Née il y a vingt-cinq ans, Prismaflex International est l’un des seuls fournisseurs au monde à être à la fois un fabricant industriel de panneaux d’affichage et un imprimeur numérique grand format présent sur plusieurs continents.

 Le groupe, dont le siège social est basé dans la petite commune de St-Clément-les-Places-655 habitants !-, dans les Monts-du-Lyonnais, compte 310 collaborateurs répartis dans onze filiales à travers le monde, dont cinq dotées d’imprimantes numériques grand format.

 Son cours de Bourse qui s’est établi en fin d’année à 13,50 euros consacre le choix de l’innovation de cette entreprise dirigée par Pierre-Henri Bassouls : elle investit plus de 3 % de son chiffre d’affaires en R&D.

 Dernière innovation en date de Prismaflex : un « Green & Digital Center » un centre unique en Europe composé de quatre pôles : un campus R&D dédié à la recherche environnementale et digitale, une unité de production de panneaux LED, ainsi qu’un centre de contrôle et un showroom.

 Prismaflex contribue au commerce extérieur régional et national : 70 % de son chiffre d’affaires 2012/2013 de 46 ,5 millions d’euros a été réalisé à l’export !

 Burelle, tiré par la pépite Plastic Omnium

 Avec une croissance moindre (+ 205 % pour un cours de 558 euro), Burelle qui se hisse à la deuxième place du podium, constitue une énigme à l’heure où le marché français de l’automobile est au plus bas.

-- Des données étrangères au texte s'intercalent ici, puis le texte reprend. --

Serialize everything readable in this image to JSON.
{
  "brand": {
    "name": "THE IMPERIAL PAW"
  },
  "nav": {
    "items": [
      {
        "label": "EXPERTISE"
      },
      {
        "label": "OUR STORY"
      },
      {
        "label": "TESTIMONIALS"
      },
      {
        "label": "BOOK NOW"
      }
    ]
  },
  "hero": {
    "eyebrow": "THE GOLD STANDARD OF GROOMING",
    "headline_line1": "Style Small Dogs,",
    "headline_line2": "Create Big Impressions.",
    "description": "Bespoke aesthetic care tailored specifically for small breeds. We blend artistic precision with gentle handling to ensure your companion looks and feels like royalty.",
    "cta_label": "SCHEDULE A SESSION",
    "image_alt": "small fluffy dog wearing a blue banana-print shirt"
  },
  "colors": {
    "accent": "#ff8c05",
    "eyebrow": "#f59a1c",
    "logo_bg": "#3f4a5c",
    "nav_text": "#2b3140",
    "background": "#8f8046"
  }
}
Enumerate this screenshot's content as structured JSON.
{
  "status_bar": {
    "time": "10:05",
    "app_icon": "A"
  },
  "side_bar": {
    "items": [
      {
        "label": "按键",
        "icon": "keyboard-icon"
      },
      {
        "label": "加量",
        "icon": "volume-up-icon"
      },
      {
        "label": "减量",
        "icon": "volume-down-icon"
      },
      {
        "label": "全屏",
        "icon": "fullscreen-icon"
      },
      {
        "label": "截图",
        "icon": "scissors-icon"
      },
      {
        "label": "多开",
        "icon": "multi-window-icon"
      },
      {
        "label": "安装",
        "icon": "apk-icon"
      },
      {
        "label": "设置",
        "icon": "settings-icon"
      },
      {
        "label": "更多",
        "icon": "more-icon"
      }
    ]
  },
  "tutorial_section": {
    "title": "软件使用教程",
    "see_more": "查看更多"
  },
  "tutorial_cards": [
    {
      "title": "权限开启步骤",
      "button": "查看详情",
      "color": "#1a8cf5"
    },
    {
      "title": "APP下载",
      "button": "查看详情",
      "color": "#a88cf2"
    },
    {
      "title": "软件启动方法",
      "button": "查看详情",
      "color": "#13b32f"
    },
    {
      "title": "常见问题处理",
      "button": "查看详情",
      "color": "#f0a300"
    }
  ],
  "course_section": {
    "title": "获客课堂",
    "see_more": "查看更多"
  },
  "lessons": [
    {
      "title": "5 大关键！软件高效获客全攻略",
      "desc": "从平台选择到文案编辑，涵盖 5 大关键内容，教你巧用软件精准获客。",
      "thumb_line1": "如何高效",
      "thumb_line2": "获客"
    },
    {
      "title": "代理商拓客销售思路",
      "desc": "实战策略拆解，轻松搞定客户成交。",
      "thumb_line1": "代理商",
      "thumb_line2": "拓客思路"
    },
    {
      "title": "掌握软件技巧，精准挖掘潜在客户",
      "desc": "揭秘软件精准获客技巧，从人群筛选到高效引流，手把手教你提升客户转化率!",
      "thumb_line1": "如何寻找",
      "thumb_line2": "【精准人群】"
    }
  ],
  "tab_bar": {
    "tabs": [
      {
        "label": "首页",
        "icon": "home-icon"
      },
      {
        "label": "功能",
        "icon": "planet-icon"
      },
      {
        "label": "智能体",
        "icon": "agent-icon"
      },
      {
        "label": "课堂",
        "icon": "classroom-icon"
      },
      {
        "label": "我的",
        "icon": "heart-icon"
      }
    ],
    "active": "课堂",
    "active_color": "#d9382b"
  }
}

Créée par la famille lyonnaise éponyme et dirigée par Pierre Burelle, il s’agit d’une société holding de 21 000 salariés organisée autour de trois filiales dont la principale est la pépite Plastic Omnium, leader mondial des pièces et des modules de carrosserie et des systèmes à carburant pour l’automobile. On trouve aussi au sein de cette holding, Sofiparc qui détient principalement un immeuble de bureaux situé à Levallois dans les Hauts-de-Seine ; ainsi qu’une société dédiée au capital-investissement, « Burelle Participations ».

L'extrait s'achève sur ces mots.